NEW ORLEANS (WVUE) - A bill designed to standardize rules for Uber and Lyft across Louisiana sailed through the state's House of Representatives in April with 97 yay votes, only one against. But when that bill made it to the State Senate, it died.
"I'm not sure we get a different result, so I would prefer voluntarily deferring at this point," said House Speaker Taylor Barras after he was questioned about the bill before the Senate Judiciary A Committee.
For the second straight year, that committee declined to support the reform, which already has been approved in 45 states.
"Give me an example whereby someone from some other part of the state of Louisiana would be, I guess, disenfranchised," asked one member of Judiciary A, Sen. Wesley Bishop of New Orleans.

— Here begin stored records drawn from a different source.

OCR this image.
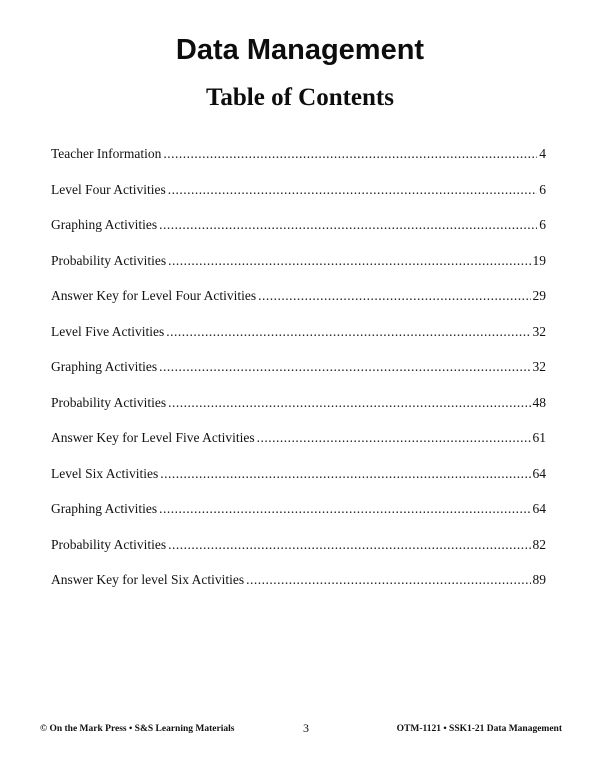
Data Management
Table of Contents
Teacher Information .....	4
Level Four Activities .....	6
Graphing Activities .....	6
Probability Activities .....	19
Answer Key for Level Four Activities .....	29
Level Five Activities .....	32
Graphing Activities .....	32
Probability Activities .....	48
Answer Key for Level Five Activities .....	61
Level Six Activities .....	64
Graphing Activities .....	64
Probability Activities .....	82
Answer Key for level Six Activities .....	89
© On the Mark Press • S&S Learning Materials	3	OTM-1121 • SSK1-21 Data Management
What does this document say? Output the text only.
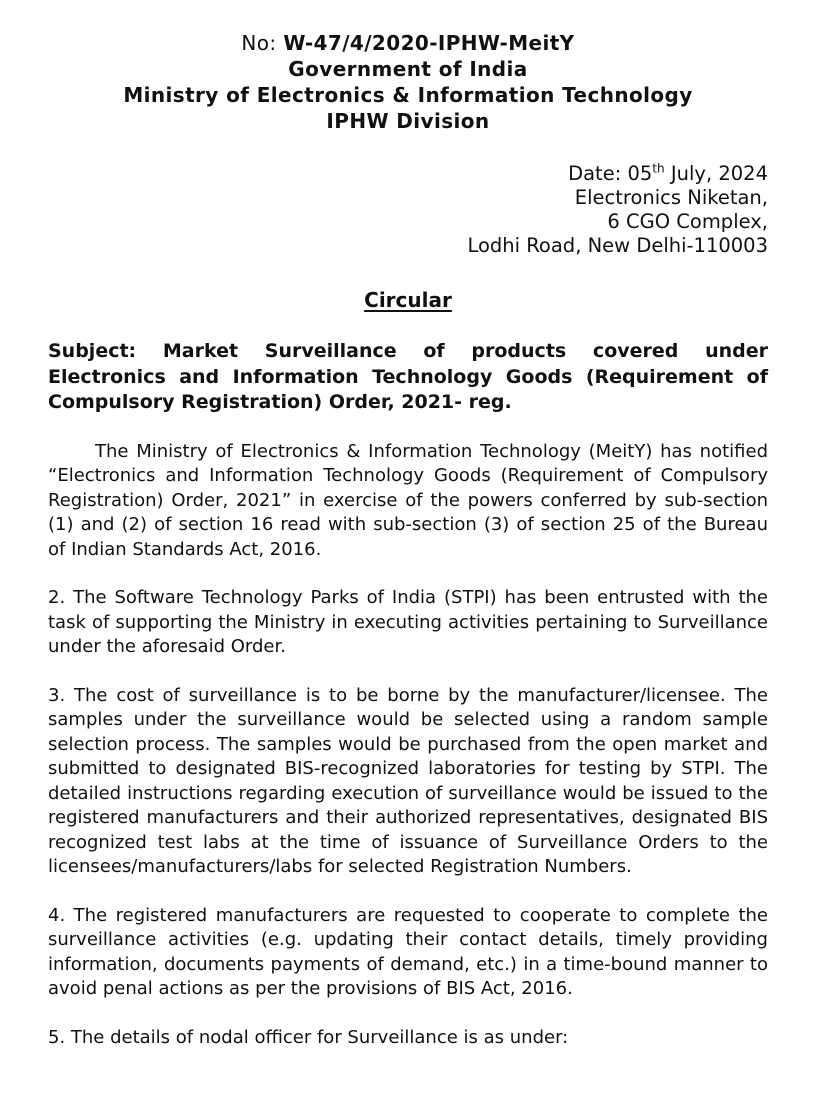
No: W-47/4/2020-IPHW-MeitY
Government of India
Ministry of Electronics & Information Technology
IPHW Division
Date: 05th July, 2024
Electronics Niketan,
6 CGO Complex,
Lodhi Road, New Delhi-110003
Circular

Subject: Market Surveillance of products covered under Electronics and Information Technology Goods (Requirement of Compulsory Registration) Order, 2021- reg.

The Ministry of Electronics & Information Technology (MeitY) has notified “Electronics and Information Technology Goods (Requirement of Compulsory Registration) Order, 2021” in exercise of the powers conferred by sub-section (1) and (2) of section 16 read with sub-section (3) of section 25 of the Bureau of Indian Standards Act, 2016.

2. The Software Technology Parks of India (STPI) has been entrusted with the task of supporting the Ministry in executing activities pertaining to Surveillance under the aforesaid Order.

3. The cost of surveillance is to be borne by the manufacturer/licensee. The samples under the surveillance would be selected using a random sample selection process. The samples would be purchased from the open market and submitted to designated BIS-recognized laboratories for testing by STPI. The detailed instructions regarding execution of surveillance would be issued to the registered manufacturers and their authorized representatives, designated BIS recognized test labs at the time of issuance of Surveillance Orders to the licensees/manufacturers/labs for selected Registration Numbers.

4. The registered manufacturers are requested to cooperate to complete the surveillance activities (e.g. updating their contact details, timely providing information, documents payments of demand, etc.) in a time-bound manner to avoid penal actions as per the provisions of BIS Act, 2016.

5. The details of nodal officer for Surveillance is as under:
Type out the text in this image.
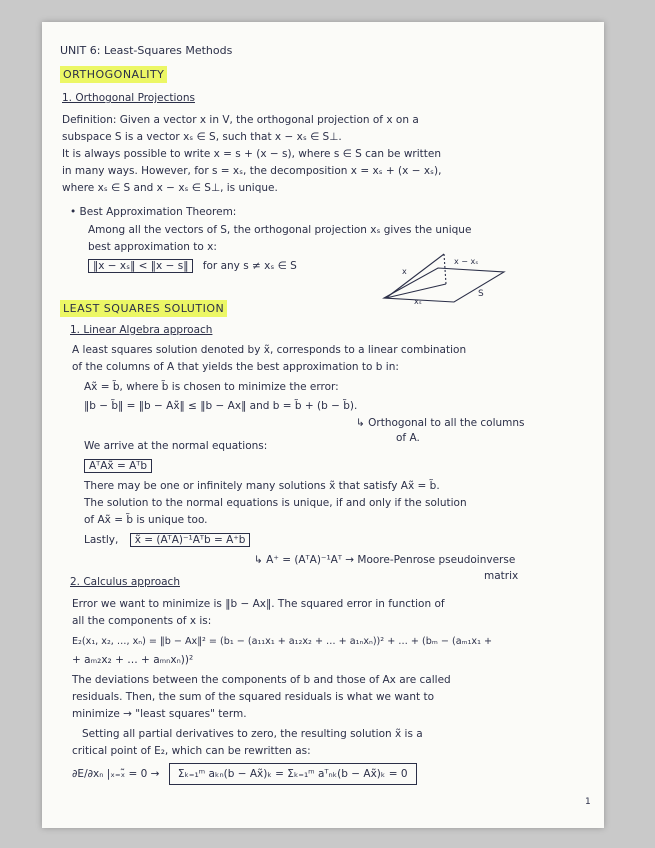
UNIT 6: Least-Squares Methods
ORTHOGONALITY
1. Orthogonal Projections
Definition: Given a vector x in V, the orthogonal projection of x on a
subspace S is a vector xₛ ∈ S, such that x − xₛ ∈ S⊥.
It is always possible to write x = s + (x − s), where s ∈ S can be written
in many ways. However, for s = xₛ, the decomposition x = xₛ + (x − xₛ),
where xₛ ∈ S and x − xₛ ∈ S⊥, is unique.
• Best Approximation Theorem:
Among all the vectors of S, the orthogonal projection xₛ gives the unique
best approximation to x:
‖x − xₛ‖ < ‖x − s‖ for any s ≠ xₛ ∈ S	x
x − xₛ
xₛ
S
LEAST SQUARES SOLUTION
1. Linear Algebra approach
A least squares solution denoted by x̃, corresponds to a linear combination
of the columns of A that yields the best approximation to b in:
Ax̃ = b̃, where b̃ is chosen to minimize the error:
‖b − b̃‖ = ‖b − Ax̃‖ ≤ ‖b − Ax‖ and b = b̃ + (b − b̃).
↳ Orthogonal to all the columns
of A.
We arrive at the normal equations:
AᵀAx̃ = Aᵀb
There may be one or infinitely many solutions x̃ that satisfy Ax̃ = b̃.
The solution to the normal equations is unique, if and only if the solution
of Ax̃ = b̃ is unique too.
Lastly, x̃ = (AᵀA)⁻¹Aᵀb = A⁺b
↳ A⁺ = (AᵀA)⁻¹Aᵀ → Moore-Penrose pseudoinverse
matrix
2. Calculus approach
Error we want to minimize is ‖b − Ax‖. The squared error in function of
all the components of x is:
E₂(x₁, x₂, …, xₙ) = ‖b − Ax‖² = (b₁ − (a₁₁x₁ + a₁₂x₂ + … + a₁ₙxₙ))² + … + (bₘ − (aₘ₁x₁ +
+ aₘ₂x₂ + … + aₘₙxₙ))²
The deviations between the components of b and those of Ax are called
residuals. Then, the sum of the squared residuals is what we want to
minimize → "least squares" term.
Setting all partial derivatives to zero, the resulting solution x̃ is a
critical point of E₂, which can be rewritten as:
∂E/∂xₙ |ₓ₌ₓ̃ = 0 → Σₖ₌₁ᵐ aₖₙ(b − Ax̃)ₖ = Σₖ₌₁ᵐ aᵀₙₖ(b − Ax̃)ₖ = 0
1
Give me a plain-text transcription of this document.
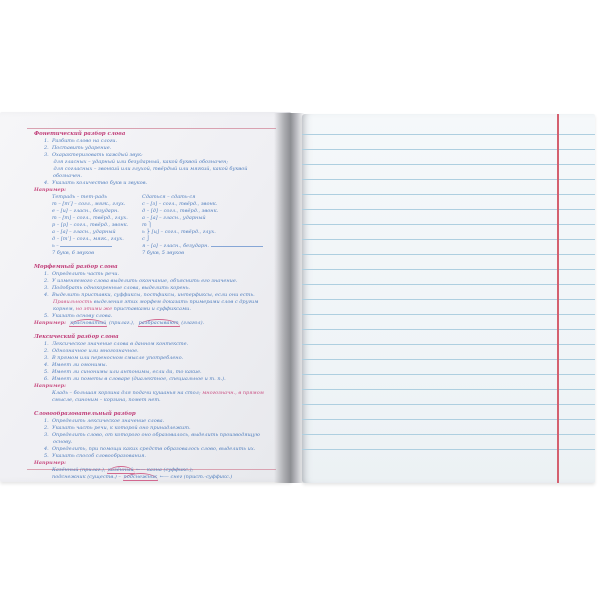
Фонетический разбор слова
1.  Разбить слово на слоги.
2.  Поставить ударение.
3.  Охарактеризовать каждый звук:
для гласных – ударный или безударный, какой буквой обозначен;
для согласных – звонкий или глухой, твёрдый или мягкий, какой буквой обозначен.
4.  Указать количество букв и звуков.
Например:
Тетрадь – тет-радь
т – [т’] – согл., мягк., глух.
е – [и] – гласн., безударн.
т – [т] – согл., твёрд., глух.
р – [р] – согл., твёрд., звонк.
а – [а] – гласн., ударный
д – [т’] – согл., мягк., глух.
ь –
7 букв, 6 звуков
Сдаться – сдать-ся
с – [з] – согл., твёрд., звонк.
д – [д] – согл., твёрд., звонк.
а – [а] – гласн., ударный
т ⎫
ь ⎬ [ц] – согл., твёрд., глух.
с ⎭
я – [а] – гласн., безударн.
7 букв, 5 звуков
Морфемный разбор слова
1.  Определить часть речи.
2.  У изменяемого слова выделить окончание, объяснить его значение.
3.  Подобрать однокоренные слова, выделить корень.
4.  Выделить приставки, суффиксы, постфиксы, интерфиксы, если они есть. Правильность выделения этих морфем доказать примерами слов с другим корнем, но этими же приставками и суффиксами.
5.  Указать основу слова.
Например: красноватый (прилаг.),  разбрасывают (глагол).
Лексический разбор слова
1.  Лексическое значение слова в данном контексте.
2.  Однозначное или многозначное.
3.  В прямом или переносном смысле употреблено.
4.  Имеет ли омонимы.
5.  Имеет ли синонимы или антонимы, если да, то какие.
6.  Имеет ли пометы в словаре (диалектное, специальное и т. п.).
Например:
Кладь – большая корзина для подачи кушанья на стол; многозначн., в прямом смысле, синоним – корзина, помет нет.
Словообразовательный разбор
1.  Определить лексическое значение слова.
2.  Указать часть речи, к которой оно принадлежит.
3.  Определить слово, от которого оно образовалось, выделить производящую основу.
4.  Определить, при помощи каких средств образовалось слово, выделить их.
5.  Указать способ словообразования.
Например:
Казённый (прилаг.), казённый ←— казна (суффикс.);
подснежник (существ.) – подснежник ←— снег (прист.-суффикс.)
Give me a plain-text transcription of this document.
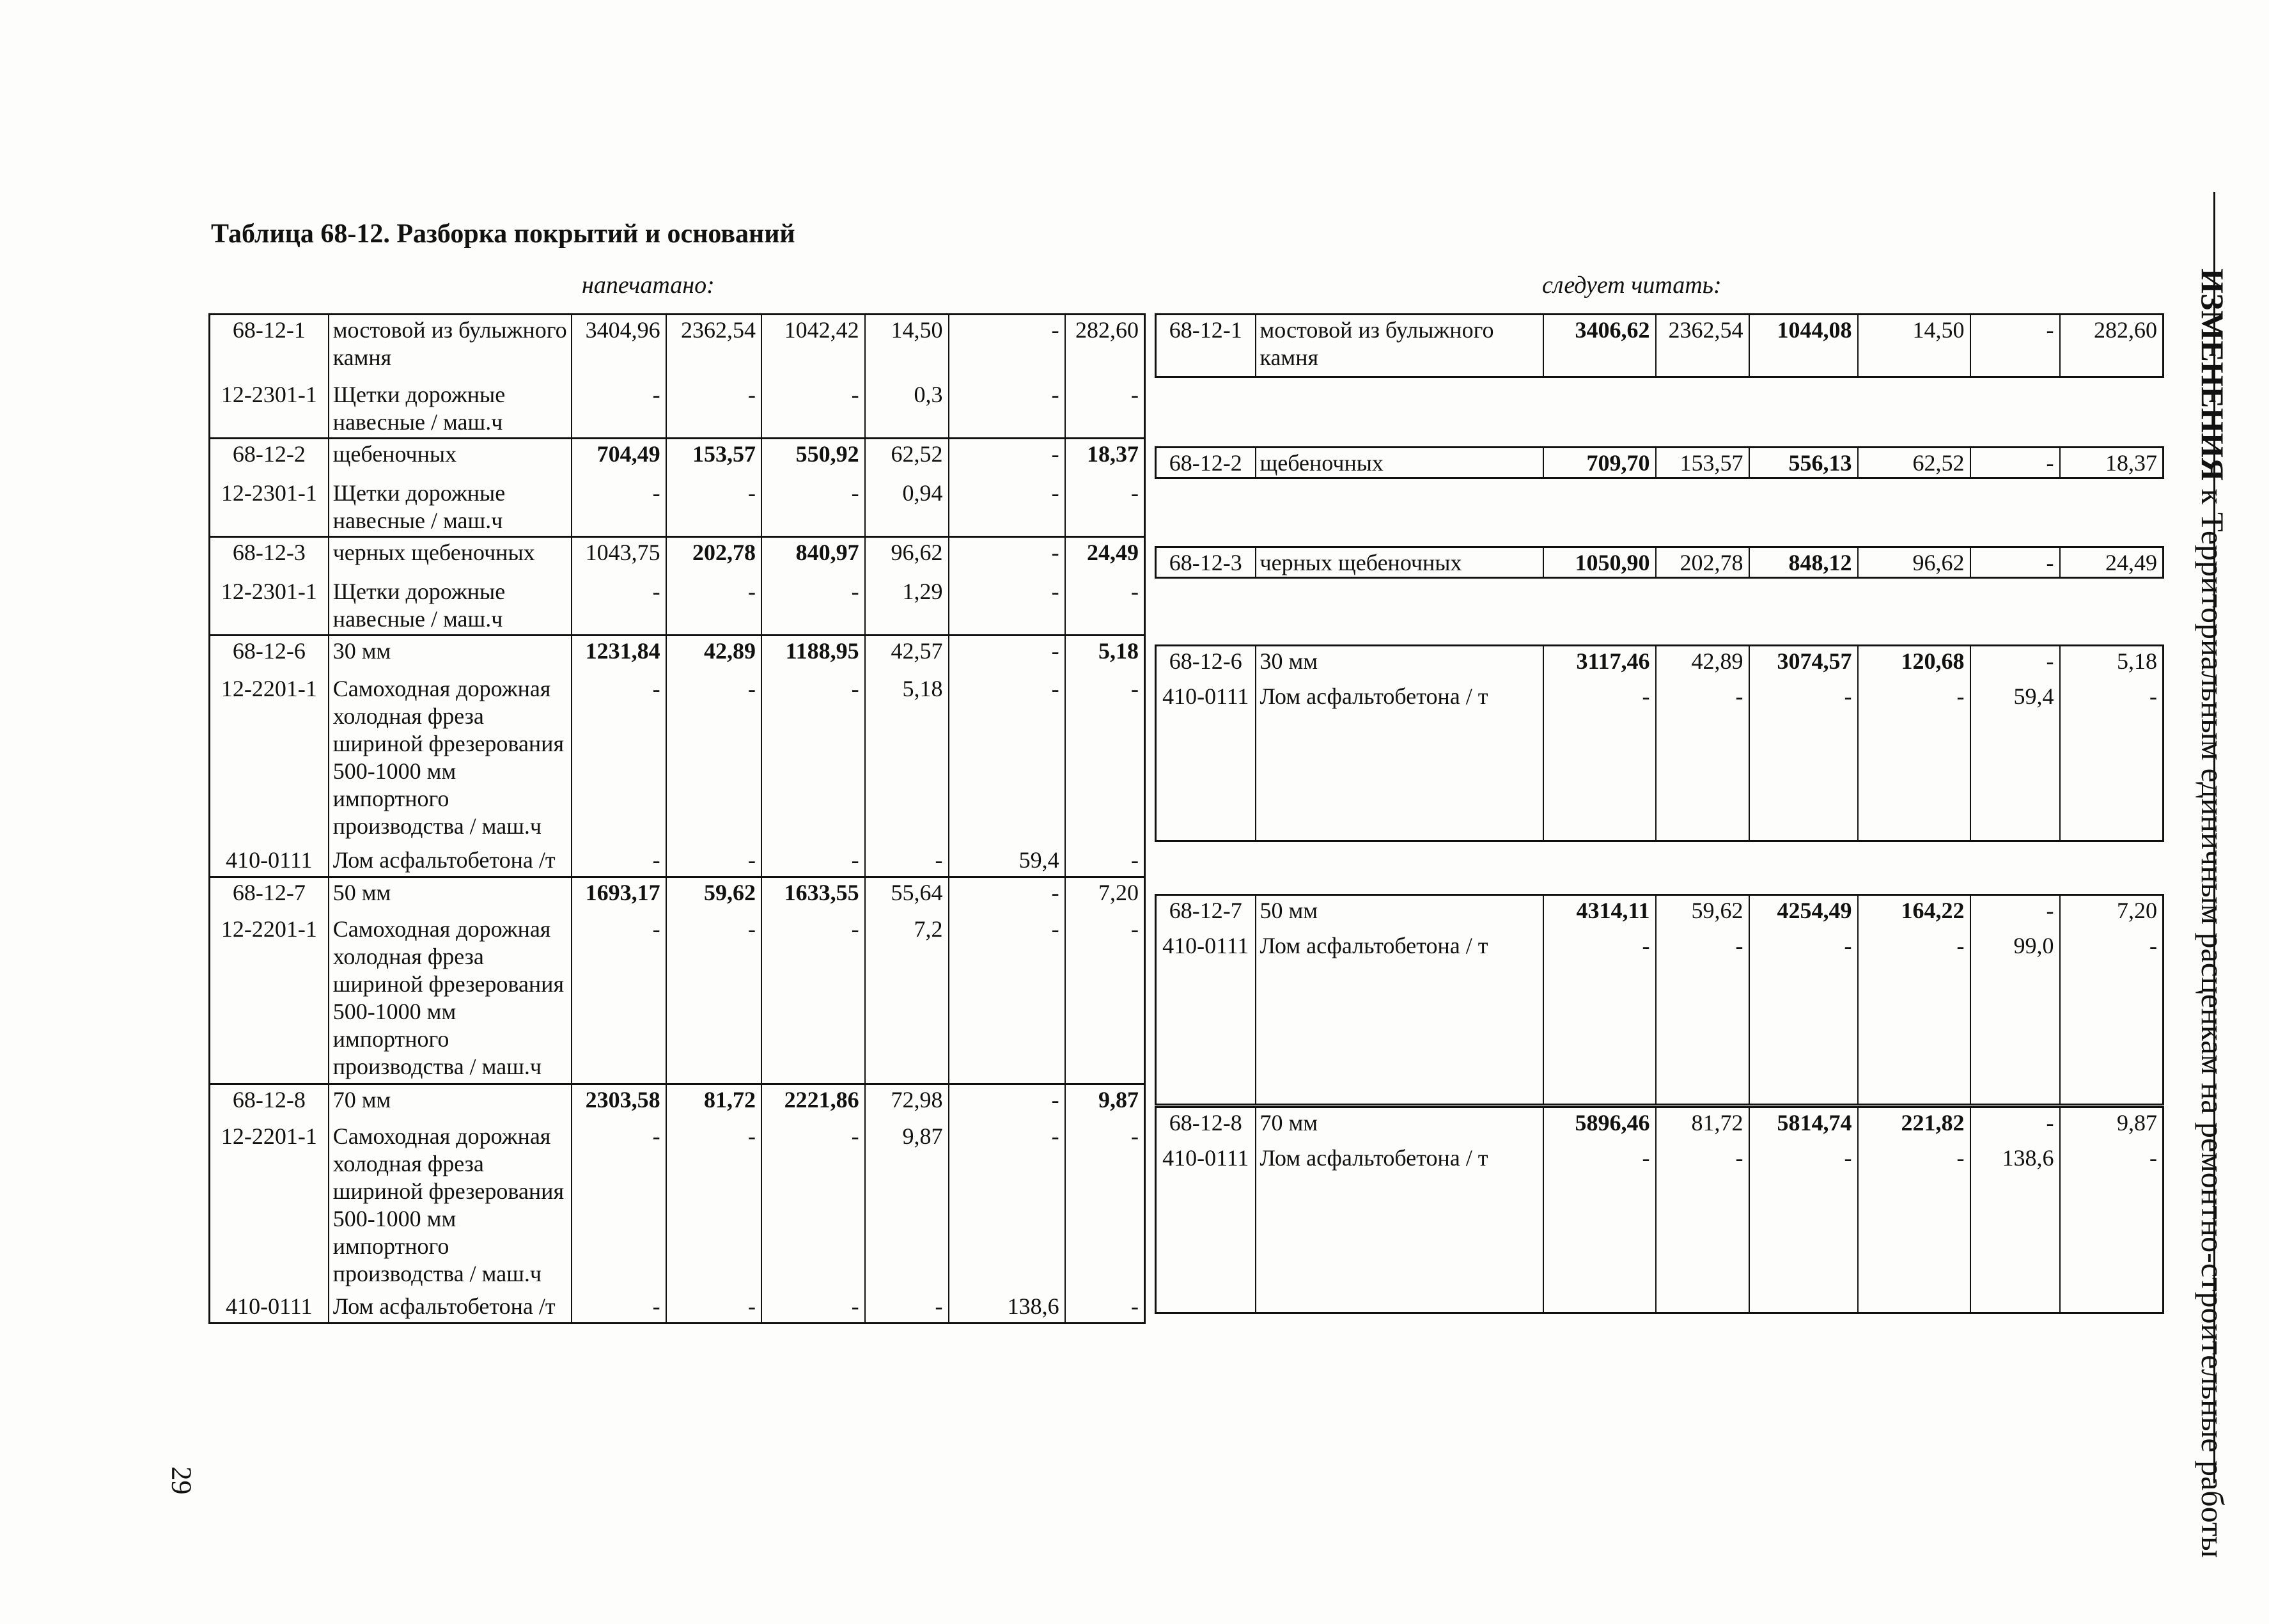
Таблица 68-12. Разборка покрытий и оснований
напечатано:	следует читать:
68-12-1	мостовой из булыжного камня	3404,96	2362,54	1042,42	14,50	-	282,60
12-2301-1	Щетки дорожные навесные / маш.ч	-	-	-	0,3	-	-
68-12-2	щебеночных	704,49	153,57	550,92	62,52	-	18,37
12-2301-1	Щетки дорожные навесные / маш.ч	-	-	-	0,94	-	-
68-12-3	черных щебеночных	1043,75	202,78	840,97	96,62	-	24,49
12-2301-1	Щетки дорожные навесные / маш.ч	-	-	-	1,29	-	-
68-12-6	30 мм	1231,84	42,89	1188,95	42,57	-	5,18
12-2201-1	Самоходная дорожная холодная фреза шириной фрезерования 500-1000 мм импортного производства / маш.ч	-	-	-	5,18	-	-
410-0111	Лом асфальтобетона /т	-	-	-	-	59,4	-
68-12-7	50 мм	1693,17	59,62	1633,55	55,64	-	7,20
12-2201-1	Самоходная дорожная холодная фреза шириной фрезерования 500-1000 мм импортного производства / маш.ч	-	-	-	7,2	-	-
68-12-8	70 мм	2303,58	81,72	2221,86	72,98	-	9,87
12-2201-1	Самоходная дорожная холодная фреза шириной фрезерования 500-1000 мм импортного производства / маш.ч	-	-	-	9,87	-	-
410-0111	Лом асфальтобетона /т	-	-	-	-	138,6	-
68-12-1	мостовой из булыжного камня	3406,62	2362,54	1044,08	14,50	-	282,60
68-12-2	щебеночных	709,70	153,57	556,13	62,52	-	18,37
68-12-3	черных щебеночных	1050,90	202,78	848,12	96,62	-	24,49
68-12-6	30 мм	3117,46	42,89	3074,57	120,68	-	5,18
410-0111	Лом асфальтобетона / т	-	-	-	-	59,4	-
68-12-7	50 мм	4314,11	59,62	4254,49	164,22	-	7,20
410-0111	Лом асфальтобетона / т	-	-	-	-	99,0	-
68-12-8	70 мм	5896,46	81,72	5814,74	221,82	-	9,87
410-0111	Лом асфальтобетона / т	-	-	-	-	138,6	-
ИЗМЕНЕНИЯ к Территориальным единичным расценкам на ремонтно-строительные работы
29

"How often is it that you have individuals, I guess, from outside the city of New Orleans who come to the city of New Orleans for events like that?" Bishop asked bill supporters in another exchange at Jud A.
What many in the audience and even on the dais didn't know: Wesley Bishop, one of the senators peppering Uber and Lyft with questions, works for a law firm that represents the taxicab industry.
The Middleberg website lists Sen. Bishop as an attorney at the firm. So, while the firm where Bishop works is suing Uber, the state senator himself opposed the Uber bill moving through the legislature, without ever disclosing a potential conflict of interest.
"Under the Louisiana Rules of Professional Conduct, a lawyer who is engaged in law reform activities typically has to disclose that one of his clients would have an interest in the outcome of the legislative process," says Loyola law professor Dane Ciolino, a widely-cited expert on legal ethics.
An email from Sen. Bishop's spokesperson insists Bishop does not have a conflict of interest in the matter:
According to Dane Ciolino, there's little in this statement that fully addresses the ethics conflict at hand.
"Payment is really irrelevant when it comes to the duty to disclose clients interested in law reform activities or the duty to deal with any conflicts," Ciolino tells us. And he says, "The general principal is that the conflicts of one lawyer are the conflicts of all lawyers in the firm. He has an obligation to be aware of who the clients of his firm are, for conflicts purposes, and to clear any possible conflicts."
Ciolino notes that Bishop would not have been required to disclose the name of the firm's client in a potential conflict; he'd only have to say he has such a conflict.
This isn't the first time we've questioned the relationship between Bishop, Middleberg and clients. In early May, we uncovered that Harrah's hired Middleberg as a lobbyist at the same time Bishop was negotiating the Harrah's bill on behalf of the state.
After our reporting, Bishop voted against the Harrah's bill, which ultimately failed.
Ciolino says any potential conflict of interest would be investigated by the Louisiana Supreme Court, which put these rules in place for a reason.
"It's important so that, when law reform activities are taking place and a lawyer is speaking for or against proposed legislation," Ciolino says, "that everyone understands the lawyer may be suggesting a change in the law because it might help or hurt one of his clients."